The “manage it all” approach is a direct offshoot of the “keep it all” storage architecture. The organization has limited insight into the data they are storing, its value to the organization, and its relevance to the various regulations. Not all data needs managing since a large percentage of data has no value to the organization and doesn’t pertain to the various rules. The reason most organizations don’t manage only the data they are required to is they don’t know which data that is. Finding the specific data that does need managing is like finding a needle in a haystack. Another challenge is most organizations have their data distributed across many storage systems and several sites. Most data management solutions can’t manage data across multiple sites and through the various types of storage.
Index Engines – The Power to Know What You Have
To classify data it must be indexed, and the indexing process must span storage systems across the organization’s locations and into the cloud. The indexing process must also be fast, so it doesn’t become part of the problem or take so long to update that the index is almost always out of date.
Index Engines, as the name implies, is built from the ground up to rapidly scan data to create an index based on file attributes and information inside the file. Index Engine claims their indexers can scan and process up to 1TB of file data per hour and indexes that are less than 5% of the data set. The organization can install multiple indexers to scale the scanning time to meet business needs. Most importantly the Index Engines solution can also scan across various storage systems, into backup data, and across cloud resources, making it possible to create a universal index and repository for all of the organization’s data.
Index Engines started as a solution for backup tape and catalog management. Despite it not being a best practice, many organizations use their backup applications for long-term data retention. Index Engines delivers direct access to backup data as well as catalog management. It is essentially the archive overlay for backup data. It is also ideal for organizations migrating between backup applications, eliminating the need to maintain a single server of older applications. Index Engines can even perform ad-hoc restoration of data to support Legal and Compliance requests.

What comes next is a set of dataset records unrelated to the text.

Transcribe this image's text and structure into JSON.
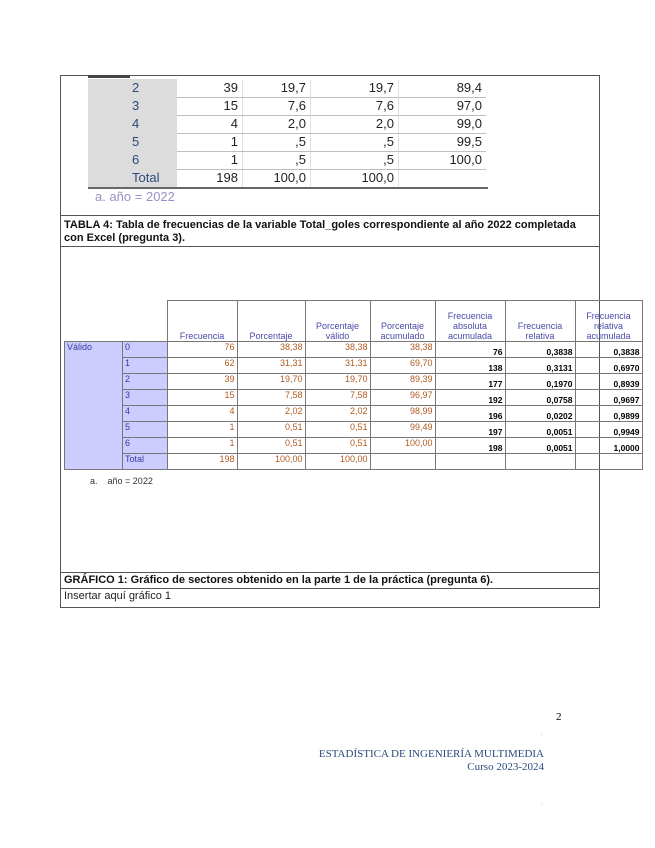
{
  "spss_table": {
    "rows": [
      {
        "label": "2",
        "frecuencia": "39",
        "porcentaje": "19,7",
        "valido": "19,7",
        "acumulado": "89,4"
      },
      {
        "label": "3",
        "frecuencia": "15",
        "porcentaje": "7,6",
        "valido": "7,6",
        "acumulado": "97,0"
      },
      {
        "label": "4",
        "frecuencia": "4",
        "porcentaje": "2,0",
        "valido": "2,0",
        "acumulado": "99,0"
      },
      {
        "label": "5",
        "frecuencia": "1",
        "porcentaje": ",5",
        "valido": ",5",
        "acumulado": "99,5"
      },
      {
        "label": "6",
        "frecuencia": "1",
        "porcentaje": ",5",
        "valido": ",5",
        "acumulado": "100,0"
      },
      {
        "label": "Total",
        "frecuencia": "198",
        "porcentaje": "100,0",
        "valido": "100,0",
        "acumulado": ""
      }
    ],
    "footnote": "a.  año = 2022"
  },
  "tabla4_caption": "TABLA 4: Tabla de frecuencias de la variable Total_goles correspondiente al año 2022 completada con Excel (pregunta 3).",
  "excel_table": {
    "headers": [
      "Frecuencia",
      "Porcentaje",
      "Porcentaje válido",
      "Porcentaje acumulado",
      "Frecuencia absoluta acumulada",
      "Frecuencia relativa",
      "Frecuencia relativa acumulada"
    ],
    "group_label": "Válido",
    "rows": [
      {
        "label": "0",
        "f": "76",
        "p": "38,38",
        "pv": "38,38",
        "pa": "38,38",
        "faa": "76",
        "fr": "0,3838",
        "fra": "0,3838"
      },
      {
        "label": "1",
        "f": "62",
        "p": "31,31",
        "pv": "31,31",
        "pa": "69,70",
        "faa": "138",
        "fr": "0,3131",
        "fra": "0,6970"
      },
      {
        "label": "2",
        "f": "39",
        "p": "19,70",
        "pv": "19,70",
        "pa": "89,39",
        "faa": "177",
        "fr": "0,1970",
        "fra": "0,8939"
      },
      {
        "label": "3",
        "f": "15",
        "p": "7,58",
        "pv": "7,58",
        "pa": "96,97",
        "faa": "192",
        "fr": "0,0758",
        "fra": "0,9697"
      },
      {
        "label": "4",
        "f": "4",
        "p": "2,02",
        "pv": "2,02",
        "pa": "98,99",
        "faa": "196",
        "fr": "0,0202",
        "fra": "0,9899"
      },
      {
        "label": "5",
        "f": "1",
        "p": "0,51",
        "pv": "0,51",
        "pa": "99,49",
        "faa": "197",
        "fr": "0,0051",
        "fra": "0,9949"
      },
      {
        "label": "6",
        "f": "1",
        "p": "0,51",
        "pv": "0,51",
        "pa": "100,00",
        "faa": "198",
        "fr": "0,0051",
        "fra": "1,0000"
      },
      {
        "label": "Total",
        "f": "198",
        "p": "100,00",
        "pv": "100,00",
        "pa": "",
        "faa": "",
        "fr": "",
        "fra": ""
      }
    ],
    "footnote_a": "a.",
    "footnote_text": "año = 2022"
  },
  "grafico1_caption": "GRÁFICO 1: Gráfico de sectores obtenido en la parte 1 de la práctica (pregunta 6).",
  "grafico1_placeholder": "Insertar aquí gráfico 1",
  "footer": {
    "page_number": "2",
    "title": "ESTADÍSTICA DE INGENIERÍA MULTIMEDIA",
    "course": "Curso 2023-2024"
  }
}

Its beginnings as an indexer of backup data laid the groundwork for future use cases like indexing of primary data stores, and cloud stores. The solution now provides end-to-end indexing of the organization’s data footprint. The organization, thanks to Index Engines, finally understands what it is storing.
Index Engines leverage is petabyte class indexing technology to organize data based on value. Data uses comprehensive reporting and analysis to identify data that is redundant, obsolete and trivial (ROT Analysis). This analysis identifies a large percentage of an organization’s data set that is out of scope for both organizational retention and legal compliance. This ROT data can either be deleted or stored on very inexpensive media like tape.
After classification, Index Engines isolates in-scope data. It indexes within files to find data that is sensitive and contains personal information. Index Engines uses keyword, pattern and conceptual search to generate a highly sensitive data set.
Another critical capability of the Index Engines solution is to take action on the data it manages. The solution can migrate, archive or delete content based on organizational policies. The software can also proactively audit sensitive material to ensure employees accessing data should have those permissions.
In the past, IT typically viewed data management as a complicated way to save money. Evaluators often determined that the cost savings wasn’t worth the complexity. As a result, they continued to expand primary storage. Today, although a robust data management solution will still save the organization money, it is also critical to maintain compliance with regulations like GDPR and CCPA. Index Engines is expanding its capabilities with Machine Learning and advanced analytics to detect cyber attacks like ransomware or unauthorized access to files.
Index Engines’ advantage is the speed with which it can index combined with its powerful analytics. While other solutions can move data and save organizations money, Index Engines brings in an intelligence layer that enables the organization to remain in compliance, protect itself from ransomware and extract more value than ever from its digital assets.